Abbiamo chiesto al Commissario Cicero, con l'istituzione dell'ente unico I.R.S.A.P. che fine fanno i consorzi?
"I consorzi diventano uno sportello unico al quale si rivolegerà l'imprenditore o l'artigiano che vuole aprire un'attività" sottolinea Cicero . " L'ufficio risponde all'esigenze primarie dell'imprenditore e, con l'istuzione del principio del silenzio assenso entro 90 giorni verrà dato seguito a quanto richiesto."
Assessore Venturi, quali saranno i prossimi passi verso la nascita dell'I.R.S.A.P ?
"Tra una settimana nomineremo i commissari straordinari che dovranno procedere alla liquidazione degli enti consortili entro 6 mesi. Con il 70% delle entrate derivanti dalla liquidazione del patrimonio dei consorzi verranno saldati i debiti che da troppo tempo sono insoluti.

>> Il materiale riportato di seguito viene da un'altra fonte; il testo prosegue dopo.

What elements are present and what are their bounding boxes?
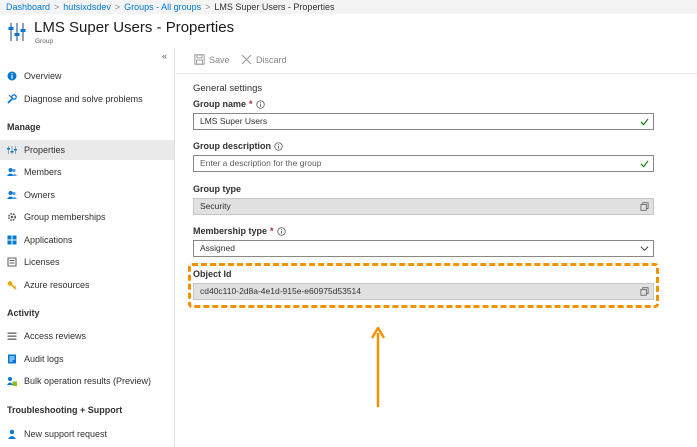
- support-person-icon: [8, 429, 16, 439]
- group-name-value: LMS Super Users: [200, 116, 268, 126]
- breadcrumb-all-groups[interactable]: Groups - All groups: [124, 2, 201, 12]
- group-name-input[interactable]: LMS Super Users: [193, 113, 654, 130]
- sidebar-item-label: Group memberships: [24, 212, 106, 222]
- annotation-arrow-icon: [371, 327, 385, 407]
- gear-icon: [7, 212, 17, 222]
- group-type-field: Security: [193, 198, 654, 215]
- object-id-highlight: [188, 263, 659, 308]
- license-icon: [7, 257, 17, 267]
- page-header: LMS Super Users - Properties Group: [0, 14, 697, 48]
- command-bar: Save Discard: [176, 48, 697, 74]
- chevron-down-icon: [640, 246, 649, 252]
- sidebar-item-audit-logs[interactable]: Audit logs: [0, 349, 174, 369]
- group-type-label-text: Group type: [193, 184, 242, 194]
- group-description-label-text: Group description: [193, 141, 272, 151]
- save-button-label: Save: [209, 54, 230, 65]
- breadcrumb: Dashboard > hutsixdsdev > Groups - All group…: [0, 0, 697, 14]
- membership-type-value: Assigned: [200, 243, 235, 253]
- close-icon: [241, 54, 252, 65]
- people-icon: [7, 168, 17, 176]
- group-description-label: Group description: [193, 141, 283, 151]
- save-icon: [194, 54, 205, 65]
- sidebar-item-label: Azure resources: [24, 280, 90, 290]
- membership-type-dropdown[interactable]: Assigned: [193, 240, 654, 257]
- section-title-general-settings: General settings: [193, 83, 263, 94]
- audit-log-icon: [8, 354, 16, 364]
- bulk-operation-icon: [7, 377, 17, 386]
- info-icon[interactable]: [276, 226, 286, 236]
- section-header-activity: Activity: [7, 308, 40, 318]
- sidebar-item-label: Applications: [24, 235, 73, 245]
- sidebar-item-access-reviews[interactable]: Access reviews: [0, 326, 174, 346]
- info-icon[interactable]: [274, 141, 283, 151]
- main-content: Save Discard General settings Group name…: [176, 48, 697, 447]
- sidebar-item-label: Members: [24, 167, 62, 177]
- sidebar-item-owners[interactable]: Owners: [0, 185, 174, 205]
- sidebar-item-licenses[interactable]: Licenses: [0, 252, 174, 272]
- breadcrumb-separator: >: [54, 2, 60, 12]
- sidebar-item-label: New support request: [24, 429, 108, 439]
- properties-logo-icon: [8, 23, 26, 41]
- checkmark-icon: [640, 118, 649, 126]
- breadcrumb-separator: >: [114, 2, 121, 12]
- grid-apps-icon: [7, 235, 17, 245]
- breadcrumb-separator: >: [205, 2, 211, 12]
- sidebar-item-label: Overview: [24, 71, 62, 81]
- breadcrumb-current: LMS Super Users - Properties: [214, 2, 335, 12]
- required-indicator: *: [270, 226, 274, 236]
- breadcrumb-tenant[interactable]: hutsixdsdev: [63, 2, 111, 12]
- list-check-icon: [7, 332, 17, 340]
- membership-type-label: Membership type *: [193, 226, 286, 236]
- sidebar: « Overview Diagnose and solve problems M…: [0, 48, 175, 447]
- discard-button[interactable]: Discard: [241, 54, 287, 65]
- sidebar-item-label: Access reviews: [24, 331, 87, 341]
- info-circle-icon: [7, 71, 17, 81]
- sidebar-item-properties[interactable]: Properties: [0, 140, 174, 160]
- key-icon: [7, 281, 17, 290]
- sidebar-item-group-memberships[interactable]: Group memberships: [0, 207, 174, 227]
- section-header-support: Troubleshooting + Support: [7, 405, 123, 415]
- group-name-label: Group name *: [193, 99, 265, 109]
- checkmark-icon: [640, 160, 649, 168]
- required-indicator: *: [249, 99, 253, 109]
- people-icon: [7, 191, 17, 199]
- membership-type-label-text: Membership type: [193, 226, 268, 236]
- properties-icon: [7, 146, 17, 154]
- group-type-label: Group type: [193, 184, 241, 194]
- page-subtitle: Group: [35, 38, 54, 45]
- group-description-input[interactable]: Enter a description for the group: [193, 155, 654, 172]
- sidebar-item-diagnose[interactable]: Diagnose and solve problems: [0, 89, 174, 109]
- group-type-value: Security: [200, 201, 231, 211]
- sidebar-item-applications[interactable]: Applications: [0, 230, 174, 250]
- page-title: LMS Super Users - Properties: [34, 19, 235, 36]
- save-button[interactable]: Save: [194, 54, 230, 65]
- sidebar-item-azure-resources[interactable]: Azure resources: [0, 275, 174, 295]
- copy-icon[interactable]: [640, 202, 649, 211]
- sidebar-item-overview[interactable]: Overview: [0, 66, 174, 86]
- sidebar-item-label: Properties: [24, 145, 66, 155]
- sidebar-item-label: Bulk operation results (Preview): [24, 376, 152, 386]
- info-icon[interactable]: [255, 99, 265, 109]
- discard-button-label: Discard: [256, 54, 287, 65]
- sidebar-item-bulk-operations[interactable]: Bulk operation results (Preview): [0, 371, 174, 391]
- group-name-label-text: Group name: [193, 99, 247, 109]
- section-header-manage: Manage: [7, 122, 41, 132]
- sidebar-item-label: Owners: [24, 190, 56, 200]
- sidebar-item-label: Audit logs: [24, 354, 64, 364]
- breadcrumb-dashboard[interactable]: Dashboard: [6, 2, 50, 12]
- sidebar-item-members[interactable]: Members: [0, 162, 174, 182]
- sidebar-item-label: Licenses: [24, 257, 60, 267]
- collapse-sidebar-button[interactable]: «: [162, 51, 167, 61]
- sidebar-item-new-support-request[interactable]: New support request: [0, 424, 174, 444]
- sidebar-item-label: Diagnose and solve problems: [24, 94, 143, 104]
- group-description-placeholder: Enter a description for the group: [200, 158, 322, 168]
- wrench-icon: [7, 94, 17, 104]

Per dare un segno forte alle piccole e medie imprese creditrici, che moltospesso si trovano in forte difficoltà, anche a causa dei tempi troppo lunghi con le quali gli enti pubblici pagano."
Presentati i dati sui costi di gestione dei consigli generali dei consorzi. Ad Enna uno strano primato: 77 componenti del consiglio con 40 aziende insediate. Una circostanza abolita in tutta la Sicilia?

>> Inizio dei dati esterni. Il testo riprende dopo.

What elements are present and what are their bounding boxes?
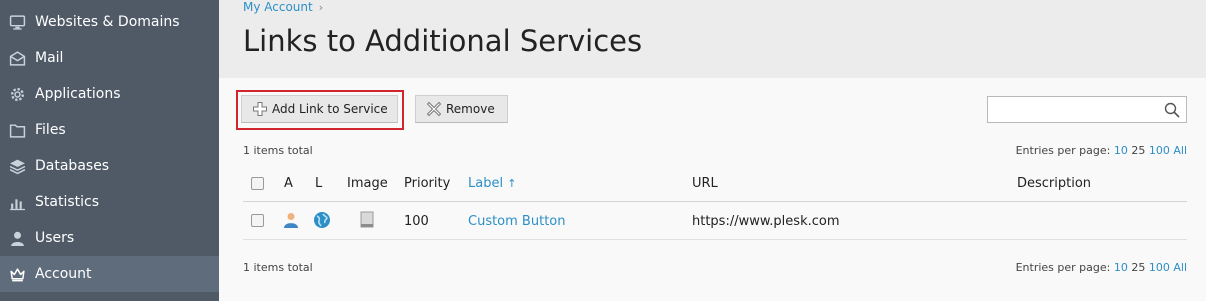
page-size-10[interactable]: 10 (1114, 261, 1128, 274)
sidebar-item-account[interactable]: Account (0, 256, 219, 292)
plus-icon (252, 101, 268, 117)
entries-label: Entries per page: (1015, 261, 1111, 274)
entries-label: Entries per page: (1015, 144, 1111, 157)
sidebar-item-statistics[interactable]: Statistics (0, 184, 219, 220)
remove-label: Remove (446, 102, 495, 116)
remove-x-icon (426, 101, 442, 117)
row-priority: 100 (404, 214, 429, 229)
folder-icon (0, 112, 35, 148)
globe-icon (313, 211, 331, 229)
column-header-label-text: Label (468, 176, 504, 191)
sidebar-item-databases[interactable]: Databases (0, 148, 219, 184)
column-header-url: URL (692, 176, 718, 191)
document-icon (359, 211, 375, 229)
sidebar-item-label: Statistics (35, 194, 99, 210)
page-size-100[interactable]: 100 (1149, 261, 1170, 274)
breadcrumb: My Account › (243, 0, 323, 14)
column-header-description: Description (1017, 176, 1092, 191)
search-icon[interactable] (1164, 102, 1180, 118)
database-icon (0, 148, 35, 184)
sort-arrow-up-icon: ↑ (507, 177, 517, 190)
row-url: https://www.plesk.com (692, 214, 840, 229)
sidebar: Websites & Domains Mail Applications Fil… (0, 0, 219, 301)
sidebar-item-label: Files (35, 122, 66, 138)
row-divider (243, 239, 1187, 240)
user-icon (0, 220, 35, 256)
column-header-label[interactable]: Label ↑ (468, 176, 516, 191)
search-box (987, 96, 1187, 123)
page-size-25: 25 (1131, 261, 1146, 274)
gear-icon (0, 76, 35, 112)
page-size-all[interactable]: All (1173, 144, 1187, 157)
main-content: Add Link to Service Remove 1 items total… (219, 78, 1206, 301)
add-link-label: Add Link to Service (272, 102, 388, 116)
page-size-25: 25 (1131, 144, 1146, 157)
search-input[interactable] (988, 97, 1158, 122)
remove-button[interactable]: Remove (415, 95, 508, 123)
sidebar-item-websites-domains[interactable]: Websites & Domains (0, 4, 219, 40)
column-header-priority: Priority (404, 176, 451, 191)
page-size-100[interactable]: 100 (1149, 144, 1170, 157)
entries-per-page-bottom: Entries per page: 10 25 100 All (1016, 261, 1187, 274)
column-header-image: Image (347, 176, 388, 191)
column-header-l: L (315, 176, 323, 191)
sidebar-item-files[interactable]: Files (0, 112, 219, 148)
sidebar-item-label: Account (35, 266, 92, 282)
page-size-all[interactable]: All (1173, 261, 1187, 274)
sidebar-item-applications[interactable]: Applications (0, 76, 219, 112)
chevron-right-icon: › (318, 0, 324, 14)
page-title: Links to Additional Services (243, 24, 643, 58)
envelope-icon (0, 40, 35, 76)
row-checkbox[interactable] (251, 214, 264, 227)
crown-icon (0, 256, 35, 292)
sidebar-item-label: Users (35, 230, 75, 246)
page-size-10[interactable]: 10 (1114, 144, 1128, 157)
add-link-button[interactable]: Add Link to Service (241, 95, 398, 123)
sidebar-item-label: Databases (35, 158, 110, 174)
user-icon (282, 211, 300, 229)
entries-per-page-top: Entries per page: 10 25 100 All (1016, 144, 1187, 157)
sidebar-item-users[interactable]: Users (0, 220, 219, 256)
items-total-bottom: 1 items total (243, 261, 313, 274)
sidebar-item-mail[interactable]: Mail (0, 40, 219, 76)
sidebar-item-label: Applications (35, 86, 121, 102)
column-header-a: A (284, 176, 293, 191)
items-total-top: 1 items total (243, 144, 313, 157)
header-divider (243, 201, 1187, 202)
breadcrumb-link-my-account[interactable]: My Account (243, 0, 313, 14)
sidebar-item-label: Mail (35, 50, 64, 66)
page-header: My Account › Links to Additional Service… (219, 0, 1206, 78)
sidebar-item-label: Websites & Domains (35, 14, 180, 30)
bar-chart-icon (0, 184, 35, 220)
monitor-icon (0, 4, 35, 40)
select-all-checkbox[interactable] (251, 177, 264, 190)
row-label-link[interactable]: Custom Button (468, 214, 565, 229)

"Con la riforma si abbattono i circa 800 posti sottogoverno,rappresentando un notevole risparmio, ma anche una maggiore efficienza con l'individuazione di un solo comitato direttivo generale, composto da 5 membri, incluso il Presidente. Con un risparmio di 1.591,000 euro e 60 posti sottogoverno. Nei consigli si annidavano favoritismi e clienterismi, molto lontano dal necessario principio della legalità."
L' assessore Venturi in conclusione del suo intervento in una sala gremita da autorità ed istituzioni,
ha affermato che " la legalità è una lotta che va condotta ogni giorno " contro la mafia, il racket e il malaffare, ma anche contro il lavoro nero e tutto ciò che non porta uno sviluppo vero e duraturo al nostro territorio.